Event Details

W-CDMA Technologies for 3G and Beyond

Presenter: Dr. Sadayuki Abeta - Research Engineer, NTT DoCoMo Inc., Kanagawa, Japan, Visiting Researcher, Princeton University
Supervisor:

Date: Fri, March 16, 2001
Time: 15:30:00 - 16:30:00
Place: EOW 230

ABSTRACT

Abstract

Wideband DS-CDMA (W-CDMA) was adopted as a wireless access technique for the FDD single carrier mode for IMT-2000. DS-CDMA wireless access, which is based on W-CDMA, has numerous advantages over TDMA or FDMA including (i) single frequency reuse, (ii) soft hand-off (or site diversity), (iii) enhanced radio transmission through Rake combining, and (iv) direct capacity increase by use of sectored antennas. Standardization and development of a W-CDMA system are well under way with enthusiastic efforts aimed at commercial services.

In this presentation, we will briefly introduce the W-CDMA physical layer field and show the experimental results. In NTT DoCoMo, we have already begun research for 4th generation systems. The main target for the 4th generation system is to support high-speed date transmission. Internet services have been gaining popularity in fixed networks and the amount of information transferred over the Internet is increasing at an amazing rate. Broadband multimedia services will soon be in full force in fixed networks based on the next generation Internet technology.

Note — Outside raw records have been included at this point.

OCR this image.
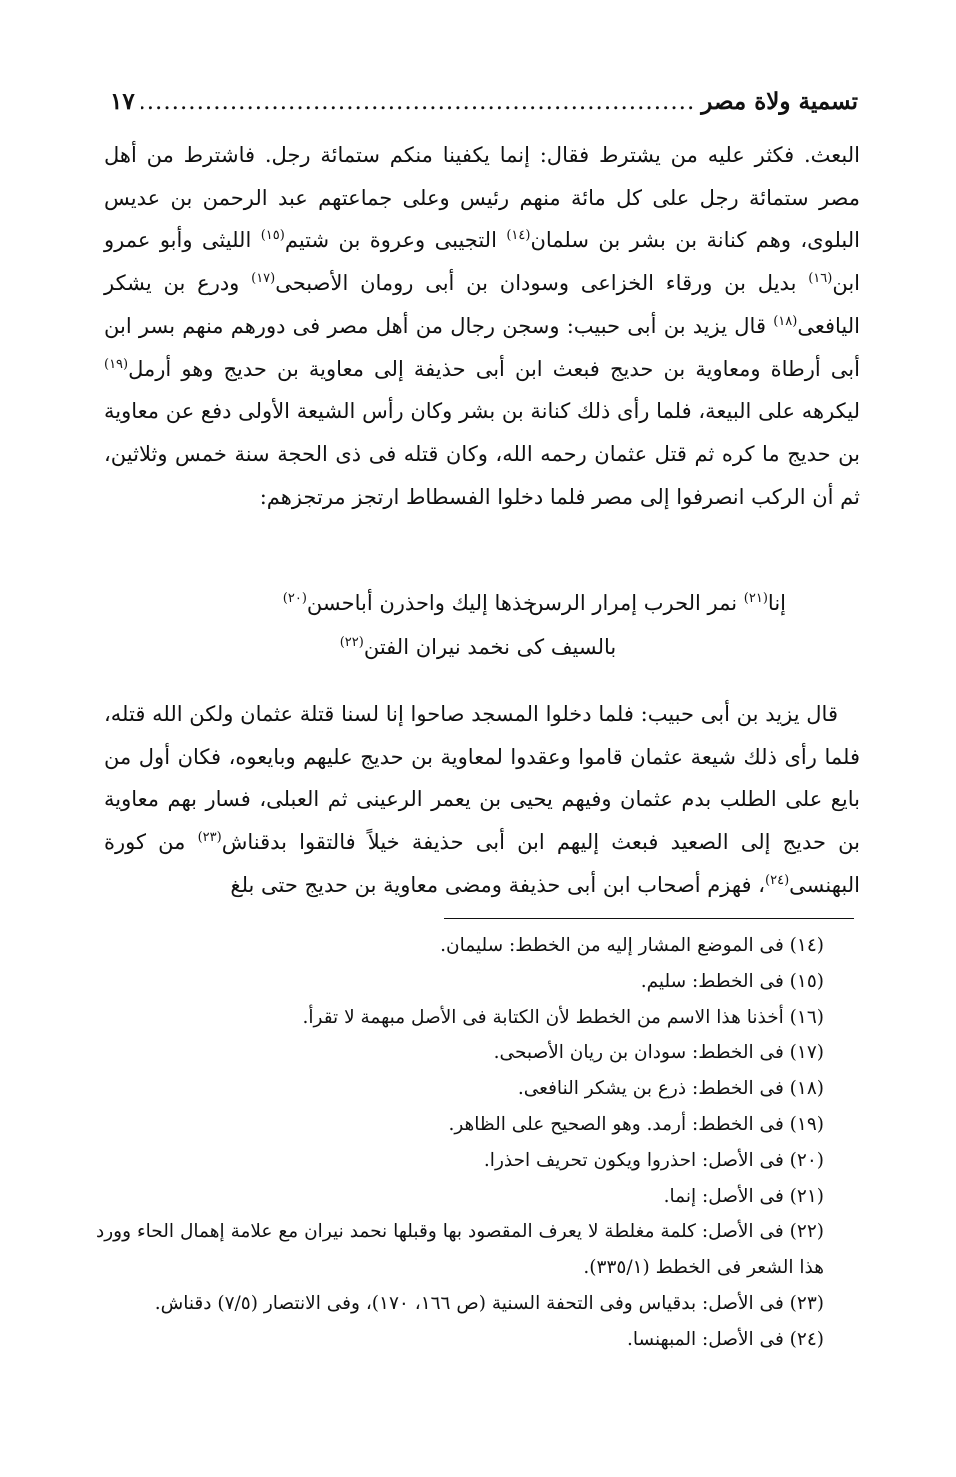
تسمية ولاة مصر
.....
١٧

البعث. فكثر عليه من يشترط فقال: إنما يكفينا منكم ستمائة رجل. فاشترط من أهل مصر ستمائة رجل على كل مائة منهم رئيس وعلى جماعتهم عبد الرحمن بن عديس البلوى، وهم كنانة بن بشر بن سلمان$^{(١٤)}$ التجيبى وعروة بن شتيم$^{(١٥)}$ الليثى وأبو عمرو ابن$^{(١٦)}$ بديل بن ورقاء الخزاعى وسودان بن أبى رومان الأصبحى$^{(١٧)}$ ودرع بن يشكر اليافعى$^{(١٨)}$ قال يزيد بن أبى حبيب: وسجن رجال من أهل مصر فى دورهم منهم بسر ابن أبى أرطاة ومعاوية بن حديج فبعث ابن أبى حذيفة إلى معاوية بن حديج وهو أرمل$^{(١٩)}$ ليكرهه على البيعة، فلما رأى ذلك كنانة بن بشر وكان رأس الشيعة الأولى دفع عن معاوية بن حديج ما كره ثم قتل عثمان رحمه الله، وكان قتله فى ذى الحجة سنة خمس وثلاثين، ثم أن الركب انصرفوا إلى مصر فلما دخلوا الفسطاط ارتجز مرتجزهم:

خذها إليك واحذرن أباحسن$^{(٢٠)}$	إنا$^{(٢١)}$ نمر الحرب إمرار الرسن
بالسيف كى نخمد نيران الفتن$^{(٢٢)}$

قال يزيد بن أبى حبيب: فلما دخلوا المسجد صاحوا إنا لسنا قتلة عثمان ولكن الله قتله، فلما رأى ذلك شيعة عثمان قاموا وعقدوا لمعاوية بن حديج عليهم وبايعوه، فكان أول من بايع على الطلب بدم عثمان وفيهم يحيى بن يعمر الرعينى ثم العبلى، فسار بهم معاوية بن حديج إلى الصعيد فبعث إليهم ابن أبى حذيفة خيلاً فالتقوا بدقناش$^{(٢٣)}$ من كورة البهنسى$^{(٢٤)}$، فهزم أصحاب ابن أبى حذيفة ومضى معاوية بن حديج حتى بلغ

(١٤) فى الموضع المشار إليه من الخطط: سليمان.
(١٥) فى الخطط: سليم.
(١٦) أخذنا هذا الاسم من الخطط لأن الكتابة فى الأصل مبهمة لا تقرأ.
(١٧) فى الخطط: سودان بن ريان الأصبحى.
(١٨) فى الخطط: ذرع بن يشكر النافعى.
(١٩) فى الخطط: أرمد. وهو الصحيح على الظاهر.
(٢٠) فى الأصل: احذروا ويكون تحريف احذرا.
(٢١) فى الأصل: إنما.
(٢٢) فى الأصل: كلمة مغلطة لا يعرف المقصود بها وقبلها نحمد نيران مع علامة إهمال الحاء وورد هذا الشعر فى الخطط (٣٣٥/١).
(٢٣) فى الأصل: بدقياس وفى التحفة السنية (ص ١٦٦، ١٧٠)، وفى الانتصار (٧/٥) دقناش.
(٢٤) فى الأصل: المبهنسا.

The broadband packet wireless access must be able to offer the above broadband services to mobile users, presumably with the maximum data rate of more than 2-10 Mbps in a vehicular environment and 20-100 Mbps in indoor-to-pedestrian environments. However, this is quite a difficult challenge since radio channels become quite adverse due to a large amount of resolved multipath. In such an environment, the signal power of each resolved path becomes weaker. Thus, accurate channel estimation for coherent detection becomes difficult and severe multipath interference (MPI) may occur. We compare the link level performance of different CDMA schemes and clarify the performance of each scheme in a broadband wireless channel by taking into account the effects of path search, symbol timing recovery, and channel estimation.